BPS: Produksi Beras Januari-April 2026 Tumbuh, Luas Panen dan Produksi Padi Ikut Naik
Upaya tersebut disertai dengan penguatan jaringan irigasi, optimalisasi embung dan perpipaan, percepatan tanam, serta pemanfaatan varietas padi yang adaptif dan tahan terhadap kekeringan. Optimalisasi sumber air juga diarahkan untuk meningkatkan indeks pertanaman, sehingga lahan yang sebelumnya hanya dapat ditanami dua kali dalam setahun dapat ditingkatkan menjadi tiga kali tanam.
Mentan Amran mengatakan, pengalaman menghadapi El Niño pada 2015 dan 2023 menjadi modal penting bagi Kementan untuk menyiapkan langkah antisipasi lebih dini. Intervensi dilakukan secara menyeluruh melalui pompanisasi, perbaikan irigasi, peningkatan produktivitas, dan penggunaan benih yang lebih adaptif terhadap kondisi kekeringan.
“Sekarang El Niño dampaknya insyaallah kita mitigasi karena kita sudah persiapan jauh sebelumnya. Satu, pompanisasi. Dua, irigasi. Tiga, kita tingkatkan produksi. Kemudian ada benih yang tahan kekeringan,” ujar Mentan Amran.
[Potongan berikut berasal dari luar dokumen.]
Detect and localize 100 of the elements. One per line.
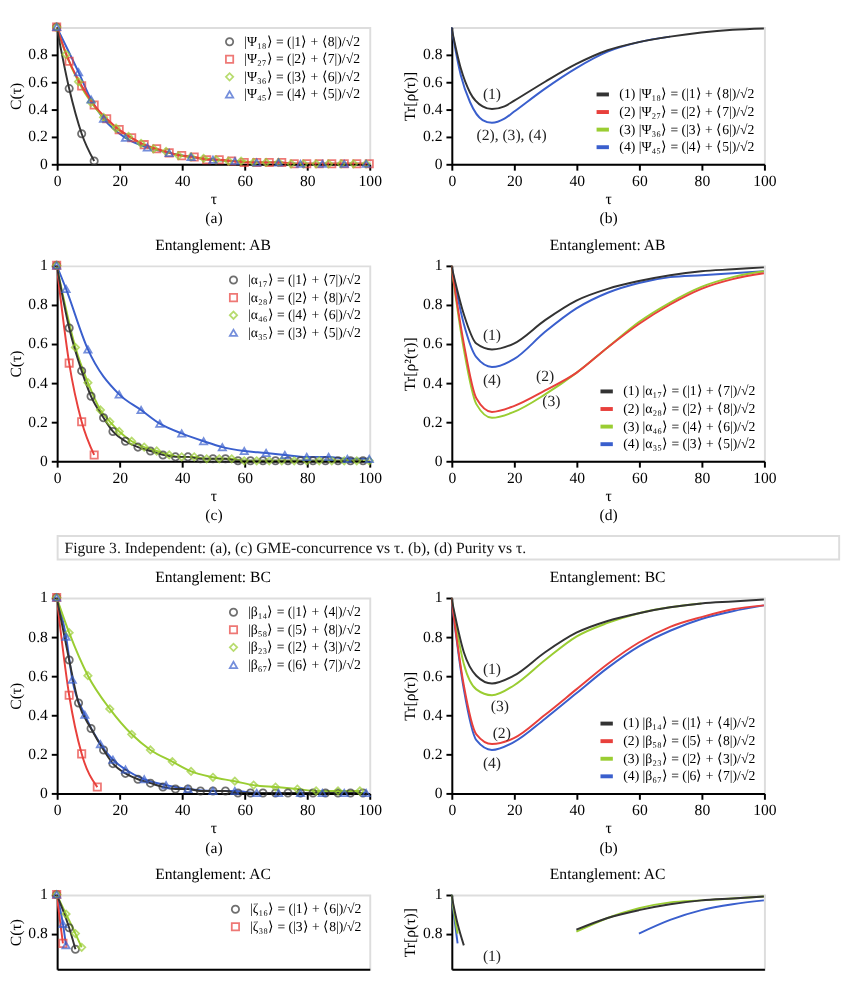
chart-title: Entanglement: BC <box>155 567 271 586</box>
chart-title: Entanglement: AC <box>155 864 271 883</box>
point <box>105 704 115 714</box>
x-tick-label: 40 <box>174 172 191 191</box>
x-tick-label: 0 <box>53 172 62 191</box>
point <box>64 84 74 94</box>
y-tick-label: 0.2 <box>423 412 443 431</box>
x-tick-label: 40 <box>569 469 586 488</box>
point <box>245 456 256 466</box>
point <box>261 448 271 458</box>
annotation: (2) <box>492 724 512 743</box>
y-axis-title: Tr[ρ(τ)] <box>401 670 420 721</box>
x-tick-label: 100 <box>358 801 383 820</box>
x-tick-label: 0 <box>448 172 457 191</box>
x-tick-label: 60 <box>632 469 648 488</box>
point <box>233 456 243 466</box>
point <box>83 378 93 388</box>
point <box>217 443 227 452</box>
x-tick-label: 40 <box>569 801 586 820</box>
point <box>136 405 146 415</box>
text: (b) <box>599 838 619 857</box>
x-tick-label: 100 <box>358 469 383 488</box>
point <box>249 780 259 790</box>
point <box>86 391 96 401</box>
point <box>145 745 155 755</box>
y-tick-label: 0.6 <box>423 666 443 685</box>
point <box>127 729 137 739</box>
y-tick-label: 0.6 <box>28 666 49 685</box>
point <box>139 442 149 452</box>
point <box>120 436 130 446</box>
annotation: (1) <box>482 85 502 104</box>
point <box>99 745 109 755</box>
y-tick-label: 0.4 <box>28 705 49 724</box>
x-tick-label: 100 <box>358 172 383 191</box>
point <box>320 456 331 466</box>
y-axis-title: Tr[ρ(τ)] <box>401 71 420 121</box>
point <box>64 690 74 700</box>
point <box>295 456 306 466</box>
point <box>289 456 299 466</box>
annotation: (1) <box>482 659 502 678</box>
annotation: (3) <box>490 696 510 715</box>
text: (d) <box>599 506 619 525</box>
point <box>170 452 180 462</box>
point <box>283 788 293 798</box>
y-tick-label: 0.6 <box>423 334 443 353</box>
x-tick-label: 100 <box>753 801 777 820</box>
point <box>133 442 143 452</box>
point <box>77 417 87 427</box>
point <box>264 456 274 466</box>
point <box>208 454 218 464</box>
point <box>74 698 84 708</box>
y-tick-label: 0.8 <box>423 627 443 646</box>
point <box>302 452 312 461</box>
point <box>77 942 87 952</box>
point <box>333 456 343 466</box>
point <box>258 456 268 466</box>
y-tick-label: 0.8 <box>28 295 49 314</box>
text: Figure 3. Independent: (a), (c) GME-concurrence vs τ. (b), (d) Purity vs τ. <box>64 538 527 557</box>
x-tick-label: 20 <box>507 469 523 488</box>
point <box>67 675 77 684</box>
point <box>158 450 168 460</box>
point <box>208 772 218 782</box>
point <box>64 56 74 66</box>
line-series <box>451 265 764 368</box>
point <box>108 759 118 769</box>
y-tick-label: 0.8 <box>423 45 443 64</box>
point <box>177 452 187 462</box>
y-tick-label: 1 <box>434 885 443 904</box>
point <box>61 284 71 293</box>
point <box>61 632 71 641</box>
point <box>199 437 209 446</box>
point <box>105 417 115 427</box>
annotation: (2), (3), (4) <box>476 126 548 145</box>
point <box>80 710 90 719</box>
x-tick-label: 20 <box>112 172 129 191</box>
point <box>189 452 199 462</box>
point <box>61 909 71 919</box>
x-axis-title: τ <box>210 818 218 837</box>
point <box>170 784 180 794</box>
x-axis-title: τ <box>605 818 612 837</box>
point <box>83 345 93 354</box>
text: (a) <box>205 209 224 228</box>
point <box>58 919 68 928</box>
text: (a) <box>205 838 224 857</box>
y-tick-label: 0 <box>40 451 49 470</box>
x-tick-label: 80 <box>299 172 316 191</box>
x-tick-label: 0 <box>448 469 457 488</box>
chart-title: Entanglement: AB <box>155 235 271 254</box>
x-tick-label: 20 <box>507 801 523 820</box>
point <box>139 775 149 784</box>
x-tick-label: 60 <box>632 172 648 191</box>
x-tick-label: 40 <box>174 801 191 820</box>
y-tick-label: 1 <box>434 588 443 607</box>
point <box>227 454 237 464</box>
x-tick-label: 0 <box>448 801 457 820</box>
point <box>183 452 193 462</box>
annotation: (2) <box>536 366 556 385</box>
y-tick-label: 0.6 <box>28 72 49 91</box>
point <box>74 68 84 77</box>
point <box>177 429 187 438</box>
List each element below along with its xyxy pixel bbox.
Melalui penguatan produksi dan mitigasi dampak perubahan iklim, Kementan berupaya mempertahankan momentum positif yang tercermin dalam angka tetap BPS Januari–April 2026. Pertumbuhan produksi beras, produksi padi, dan luas panen menjadi fondasi penting untuk menjaga ketersediaan pangan nasional sekaligus memastikan kegiatan produksi dan pendapatan petani tetap terpelihara.